El PP ha desinflado las expectativas abiertas por el presidente Rajoy sobre su disponibilidad a debatir una reforma limitada de la Constitución. No es que se niegue a hablar, pero el PP no tomará ninguna iniciativa al respecto. Argumenta que no es realista pensar en un amplio consenso como el que respaldó la Constitución de 1978; y que en plena ofensiva rupturista de los soberanistas catalanes es muy inoportuno cuestionar el modelo territorial de la Constitución.

El consenso, cuya dificultad fue la principal razón del PSOE para oponerse a la reforma en los ochenta y noventa, ha pasado a considerarse un punto de llegada, no de partida. El propio proceso de reforma podría ser un objetivo compartido que estimulara su recuperación. Pero no parece verlo así Pedro Sánchez, cuya primera reacción a la disponibilidad expresada por Rajoy fue decirle que llegaba tarde: “El tiempo de Rajoy se ha agotado”, dijo.

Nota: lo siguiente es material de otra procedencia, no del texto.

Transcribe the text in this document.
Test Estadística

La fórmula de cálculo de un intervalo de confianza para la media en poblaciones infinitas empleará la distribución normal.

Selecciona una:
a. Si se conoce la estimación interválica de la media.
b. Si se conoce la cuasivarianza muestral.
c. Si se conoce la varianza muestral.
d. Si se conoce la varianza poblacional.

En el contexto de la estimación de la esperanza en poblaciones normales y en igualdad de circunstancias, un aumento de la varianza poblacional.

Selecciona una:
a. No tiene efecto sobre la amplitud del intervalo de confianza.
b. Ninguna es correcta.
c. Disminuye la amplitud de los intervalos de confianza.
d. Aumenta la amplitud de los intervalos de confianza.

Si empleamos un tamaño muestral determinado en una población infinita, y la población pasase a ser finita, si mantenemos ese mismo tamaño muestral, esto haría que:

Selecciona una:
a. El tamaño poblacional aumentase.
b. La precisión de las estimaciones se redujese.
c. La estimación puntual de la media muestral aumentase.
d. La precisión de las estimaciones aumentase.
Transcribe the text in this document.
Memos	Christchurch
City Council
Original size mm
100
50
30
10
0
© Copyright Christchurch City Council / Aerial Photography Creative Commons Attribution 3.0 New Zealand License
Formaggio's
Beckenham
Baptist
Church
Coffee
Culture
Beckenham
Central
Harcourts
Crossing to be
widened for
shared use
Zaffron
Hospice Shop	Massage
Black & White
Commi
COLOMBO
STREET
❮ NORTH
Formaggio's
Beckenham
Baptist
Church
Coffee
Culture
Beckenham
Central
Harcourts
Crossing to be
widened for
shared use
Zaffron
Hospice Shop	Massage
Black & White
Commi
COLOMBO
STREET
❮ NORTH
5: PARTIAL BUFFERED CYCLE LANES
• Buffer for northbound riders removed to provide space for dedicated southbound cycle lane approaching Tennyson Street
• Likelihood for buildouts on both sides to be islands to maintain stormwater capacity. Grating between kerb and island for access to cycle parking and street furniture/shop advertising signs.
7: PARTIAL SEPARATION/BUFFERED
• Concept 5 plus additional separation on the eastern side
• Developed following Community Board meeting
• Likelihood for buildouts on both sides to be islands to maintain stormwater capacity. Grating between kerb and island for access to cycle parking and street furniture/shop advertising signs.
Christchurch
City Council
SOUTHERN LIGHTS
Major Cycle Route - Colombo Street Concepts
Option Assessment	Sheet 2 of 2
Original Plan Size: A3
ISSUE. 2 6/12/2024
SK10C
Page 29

Lo que no es precisamente una invitación al diálogo.

La respuesta al argumento de la inoportunidad es que con una reforma federal se fortalece el sistema autonómico, lo que favorece un acuerdo en el marco constitucional. Esto no significa que la defensa del sistema actual, sin cambios, no sea una alternativa. Lo es y además sigue siendo la opción con mayor respaldo en el conjunto de España, según el CIS (38% a favor, frente al 14% que quiere más autonomía).

Pero en una Cataluña sugestionada por la apelación al derecho a decidir sería conveniente combinar la negativa a ceder a las presiones soberanistas con propuestas en positivo que tengan encaje en una Constitución actualizada. El PP se inclina ahora por reformas de leyes que, como la electoral o las de financiación autonómica, no necesiten cambios constitucionales. Esa opción fue común entre los especialistas, pero hace años que concluyeron que reformas de calado, como la especificación de qué autonomías son nacionalidades y cuáles regiones, y qué consecuencias competenciales derivan de ello, requerían modificar la Constitución. Para que una reforma de ese tipo prospere y abra paso a un Estatut que incorpore un reconocimiento más específico del hecho diferencial catalán, antes debe darse una condición: que el 27-S acuda a votar la mayoría de los catalanes contrarios a la ruptura.